To reduce the burden on engineers in manually tracking performance and incident data, programmatically tracked SLIs and SLOs are foundational to SRE practices.
Defining relevant indicators and objectives
SLIs need to be relevant to a delivered service and should be simple and easy to understand. When an SLI underperforms an SLO target over the measurement period, it signals a business impact such as excessive unavailability or a sub-optimal user experience.
SLIs often focus on user experience measures. Typical indicators include latency/response time, error rate/quality, availability and uptime. Indicators that are less relevant to service delivery include CPU/disk/memory consumption, cache hit rate and garbage collection time. These indicators do not directly correlate with user experience unless resource saturation is present.
The key to a useful SLI is to pick an indicator that is clearly and unambiguously related to service delivery, is simple to measure and most importantly, actionable.
Programmatic SLIs have three key characteristics: they're current, reflecting the state of a system in real-time; they're automated (they are measured and reported consistently by instrumentation, not by users); and lastly, they're useful, as they're selected based on what a system's user cares about.
With programmatic SLIs in place, engineering teams can easily automate tasks such as tracking the performance of service boundaries, end-to-end user journeys and measuring reliability across teams that fall within defined tolerances. They can also reduce manual toil because DevOps teams have a clear signal indicating when something is occurring that impacts users and, therefore, the business.
An important part of creating programmatic SLIs is identifying the capability of each system or service:
- A system is a collection of services and resources that exposes one or more capabilities to external customers (either end-users or other internal teams).
- A service is a runtime process (or a horizontally-scaled tier of processes) that makes up a subset of the system.
- A capability is a particular aspect of functionality exposed by a service to its users, phrased in plain-language terms.

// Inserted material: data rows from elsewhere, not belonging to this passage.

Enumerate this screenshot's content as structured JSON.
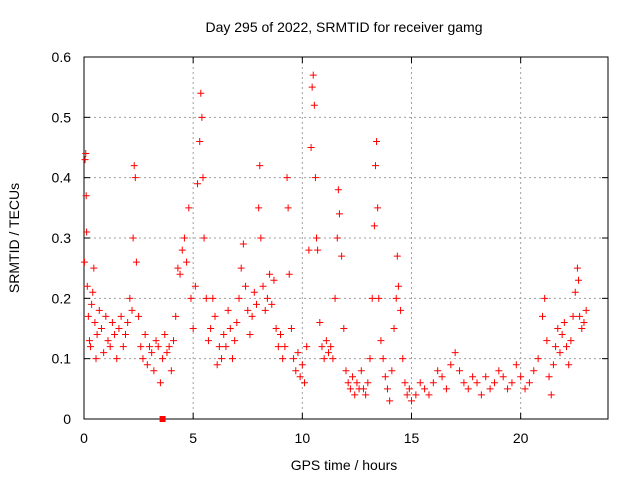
{
  "chart_data": {
    "type": "scatter",
    "title": "Day 295 of 2022, SRMTID for receiver gamg",
    "xlabel": "GPS time / hours",
    "ylabel": "SRMTID / TECUs",
    "xlim": [
      0,
      24
    ],
    "ylim": [
      0,
      0.6
    ],
    "xticks": [
      0,
      5,
      10,
      15,
      20
    ],
    "yticks": [
      0,
      0.1,
      0.2,
      0.3,
      0.4,
      0.5,
      0.6
    ],
    "xtick_labels": [
      "0",
      "5",
      "10",
      "15",
      "20"
    ],
    "ytick_labels": [
      "0",
      "0.1",
      "0.2",
      "0.3",
      "0.4",
      "0.5",
      "0.6"
    ],
    "grid": true,
    "marker": "plus",
    "color": "#ff0000",
    "series": [
      {
        "name": "SRMTID",
        "points": [
          [
            0.02,
            0.26
          ],
          [
            0.05,
            0.43
          ],
          [
            0.08,
            0.44
          ],
          [
            0.1,
            0.37
          ],
          [
            0.12,
            0.31
          ],
          [
            0.15,
            0.22
          ],
          [
            0.2,
            0.17
          ],
          [
            0.25,
            0.13
          ],
          [
            0.3,
            0.12
          ],
          [
            0.35,
            0.19
          ],
          [
            0.4,
            0.21
          ],
          [
            0.45,
            0.25
          ],
          [
            0.5,
            0.16
          ],
          [
            0.55,
            0.1
          ],
          [
            0.6,
            0.14
          ],
          [
            0.7,
            0.18
          ],
          [
            0.8,
            0.15
          ],
          [
            0.9,
            0.11
          ],
          [
            1.0,
            0.17
          ],
          [
            1.1,
            0.13
          ],
          [
            1.2,
            0.12
          ],
          [
            1.3,
            0.16
          ],
          [
            1.4,
            0.14
          ],
          [
            1.5,
            0.1
          ],
          [
            1.6,
            0.15
          ],
          [
            1.7,
            0.17
          ],
          [
            1.8,
            0.12
          ],
          [
            1.9,
            0.14
          ],
          [
            2.0,
            0.16
          ],
          [
            2.1,
            0.2
          ],
          [
            2.2,
            0.18
          ],
          [
            2.25,
            0.3
          ],
          [
            2.3,
            0.42
          ],
          [
            2.35,
            0.4
          ],
          [
            2.4,
            0.26
          ],
          [
            2.5,
            0.17
          ],
          [
            2.6,
            0.12
          ],
          [
            2.7,
            0.1
          ],
          [
            2.8,
            0.14
          ],
          [
            2.9,
            0.09
          ],
          [
            3.0,
            0.12
          ],
          [
            3.1,
            0.11
          ],
          [
            3.2,
            0.08
          ],
          [
            3.3,
            0.13
          ],
          [
            3.4,
            0.12
          ],
          [
            3.5,
            0.06
          ],
          [
            3.6,
            0.1
          ],
          [
            3.7,
            0.14
          ],
          [
            3.8,
            0.11
          ],
          [
            3.9,
            0.12
          ],
          [
            4.0,
            0.08
          ],
          [
            4.1,
            0.13
          ],
          [
            4.2,
            0.17
          ],
          [
            4.3,
            0.25
          ],
          [
            4.4,
            0.24
          ],
          [
            4.5,
            0.28
          ],
          [
            4.6,
            0.3
          ],
          [
            4.7,
            0.26
          ],
          [
            4.8,
            0.35
          ],
          [
            4.9,
            0.2
          ],
          [
            5.0,
            0.15
          ],
          [
            5.1,
            0.22
          ],
          [
            5.2,
            0.39
          ],
          [
            5.3,
            0.46
          ],
          [
            5.35,
            0.54
          ],
          [
            5.4,
            0.5
          ],
          [
            5.45,
            0.4
          ],
          [
            5.5,
            0.3
          ],
          [
            5.6,
            0.2
          ],
          [
            5.7,
            0.13
          ],
          [
            5.8,
            0.15
          ],
          [
            5.9,
            0.2
          ],
          [
            6.0,
            0.17
          ],
          [
            6.1,
            0.09
          ],
          [
            6.2,
            0.12
          ],
          [
            6.3,
            0.1
          ],
          [
            6.4,
            0.14
          ],
          [
            6.5,
            0.12
          ],
          [
            6.6,
            0.18
          ],
          [
            6.7,
            0.15
          ],
          [
            6.8,
            0.1
          ],
          [
            6.9,
            0.13
          ],
          [
            7.0,
            0.16
          ],
          [
            7.1,
            0.2
          ],
          [
            7.2,
            0.25
          ],
          [
            7.3,
            0.29
          ],
          [
            7.4,
            0.22
          ],
          [
            7.5,
            0.18
          ],
          [
            7.6,
            0.14
          ],
          [
            7.7,
            0.17
          ],
          [
            7.8,
            0.21
          ],
          [
            7.9,
            0.19
          ],
          [
            8.0,
            0.35
          ],
          [
            8.05,
            0.42
          ],
          [
            8.1,
            0.3
          ],
          [
            8.2,
            0.22
          ],
          [
            8.3,
            0.18
          ],
          [
            8.4,
            0.2
          ],
          [
            8.5,
            0.24
          ],
          [
            8.6,
            0.19
          ],
          [
            8.7,
            0.23
          ],
          [
            8.8,
            0.15
          ],
          [
            8.9,
            0.12
          ],
          [
            9.0,
            0.14
          ],
          [
            9.1,
            0.1
          ],
          [
            9.2,
            0.12
          ],
          [
            9.3,
            0.4
          ],
          [
            9.35,
            0.35
          ],
          [
            9.4,
            0.24
          ],
          [
            9.5,
            0.15
          ],
          [
            9.6,
            0.1
          ],
          [
            9.7,
            0.08
          ],
          [
            9.8,
            0.11
          ],
          [
            9.9,
            0.07
          ],
          [
            10.0,
            0.09
          ],
          [
            10.1,
            0.06
          ],
          [
            10.2,
            0.12
          ],
          [
            10.3,
            0.28
          ],
          [
            10.4,
            0.45
          ],
          [
            10.45,
            0.55
          ],
          [
            10.5,
            0.57
          ],
          [
            10.55,
            0.52
          ],
          [
            10.6,
            0.4
          ],
          [
            10.65,
            0.3
          ],
          [
            10.7,
            0.28
          ],
          [
            10.8,
            0.16
          ],
          [
            10.9,
            0.12
          ],
          [
            11.0,
            0.1
          ],
          [
            11.1,
            0.13
          ],
          [
            11.2,
            0.11
          ],
          [
            11.3,
            0.12
          ],
          [
            11.4,
            0.1
          ],
          [
            11.5,
            0.2
          ],
          [
            11.6,
            0.3
          ],
          [
            11.65,
            0.38
          ],
          [
            11.7,
            0.34
          ],
          [
            11.8,
            0.27
          ],
          [
            11.9,
            0.15
          ],
          [
            12.0,
            0.08
          ],
          [
            12.1,
            0.06
          ],
          [
            12.2,
            0.05
          ],
          [
            12.3,
            0.07
          ],
          [
            12.4,
            0.04
          ],
          [
            12.5,
            0.06
          ],
          [
            12.6,
            0.05
          ],
          [
            12.7,
            0.08
          ],
          [
            12.8,
            0.05
          ],
          [
            12.9,
            0.04
          ],
          [
            13.0,
            0.06
          ],
          [
            13.1,
            0.1
          ],
          [
            13.2,
            0.2
          ],
          [
            13.3,
            0.32
          ],
          [
            13.35,
            0.42
          ],
          [
            13.4,
            0.46
          ],
          [
            13.45,
            0.35
          ],
          [
            13.5,
            0.2
          ],
          [
            13.6,
            0.13
          ],
          [
            13.7,
            0.1
          ],
          [
            13.8,
            0.07
          ],
          [
            13.9,
            0.05
          ],
          [
            14.0,
            0.03
          ],
          [
            14.1,
            0.08
          ],
          [
            14.2,
            0.15
          ],
          [
            14.3,
            0.2
          ],
          [
            14.35,
            0.27
          ],
          [
            14.4,
            0.22
          ],
          [
            14.5,
            0.18
          ],
          [
            14.6,
            0.1
          ],
          [
            14.7,
            0.06
          ],
          [
            14.8,
            0.04
          ],
          [
            14.9,
            0.05
          ],
          [
            15.0,
            0.03
          ],
          [
            15.2,
            0.04
          ],
          [
            15.4,
            0.06
          ],
          [
            15.6,
            0.05
          ],
          [
            15.8,
            0.04
          ],
          [
            16.0,
            0.06
          ],
          [
            16.2,
            0.08
          ],
          [
            16.4,
            0.07
          ],
          [
            16.6,
            0.05
          ],
          [
            16.8,
            0.09
          ],
          [
            17.0,
            0.11
          ],
          [
            17.2,
            0.08
          ],
          [
            17.4,
            0.06
          ],
          [
            17.6,
            0.05
          ],
          [
            17.8,
            0.07
          ],
          [
            18.0,
            0.06
          ],
          [
            18.2,
            0.04
          ],
          [
            18.4,
            0.07
          ],
          [
            18.6,
            0.05
          ],
          [
            18.8,
            0.06
          ],
          [
            19.0,
            0.08
          ],
          [
            19.2,
            0.07
          ],
          [
            19.4,
            0.05
          ],
          [
            19.6,
            0.06
          ],
          [
            19.8,
            0.09
          ],
          [
            20.0,
            0.07
          ],
          [
            20.2,
            0.05
          ],
          [
            20.4,
            0.06
          ],
          [
            20.6,
            0.08
          ],
          [
            20.8,
            0.1
          ],
          [
            21.0,
            0.17
          ],
          [
            21.1,
            0.2
          ],
          [
            21.2,
            0.13
          ],
          [
            21.3,
            0.07
          ],
          [
            21.4,
            0.04
          ],
          [
            21.5,
            0.09
          ],
          [
            21.6,
            0.12
          ],
          [
            21.7,
            0.15
          ],
          [
            21.8,
            0.11
          ],
          [
            21.9,
            0.14
          ],
          [
            22.0,
            0.16
          ],
          [
            22.1,
            0.12
          ],
          [
            22.2,
            0.09
          ],
          [
            22.3,
            0.13
          ],
          [
            22.4,
            0.17
          ],
          [
            22.5,
            0.21
          ],
          [
            22.6,
            0.25
          ],
          [
            22.65,
            0.23
          ],
          [
            22.7,
            0.17
          ],
          [
            22.8,
            0.15
          ],
          [
            22.9,
            0.16
          ],
          [
            23.0,
            0.18
          ]
        ]
      }
    ],
    "annotations": [
      {
        "type": "square-marker",
        "x": 3.6,
        "y": 0.0
      }
    ]
  }
}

SLOs express the target objective that the SLIs must meet over a defined period of time.
SLOs should be easy for even non-technical stakeholders to understand. For example, for each SLI, create a baseline SLO using a statistic such as a percentile (e.g. 99%) that reflects the size of the population that must be satisfied by the SLIs over a rolling one week window.
In non-technical terms, this could be described as satisfying 99% of all user requests within the conditions defined by the SLI over the period. Importantly, when using statistics to characterise distributions, averages should be avoided as they fail to capture extreme conditions present in skewed distributions, which are common and can ignore the impact of service delivery for a significant number of users.
SLOs reflect the entire population consuming a service over a period of time. If there are different cohorts with different SLAs attached to service delivery, separate SLOs should be defined that track and measure the cohorts independently.
SLOs are designed to balance behaviour amongst members of DevOps teams and ensure the customer remains front and centre in any activity that could risk non-compliance with SLAs. To achieve this in practice, teams' daily activities must be guided by the current state of SLOs. When an SLO is trending in the wrong direction, teams should revert to activities and behaviours that bring the SLO back in line. Once SLOs recover, regular activities can resume.
At cloud-based payments player Zico, using a Service Level Management feature that automates tasks has been key in enabling its engineers to visualise and report on the company's service level indicators and objectives as well as calculating error budgets. It breaks down the process of defining an SLI and setting the targets into an easily understandable and repeatable process for the engineering teams.
Establishing SLIs and SLOs will result in a simpler and more responsive observability practice, tighter alignment with the business, and a faster path to improvement. To lighten the load on SREs, providing the right tools that can automatically configure and deliver meaningful SLIs and SLOs will be key.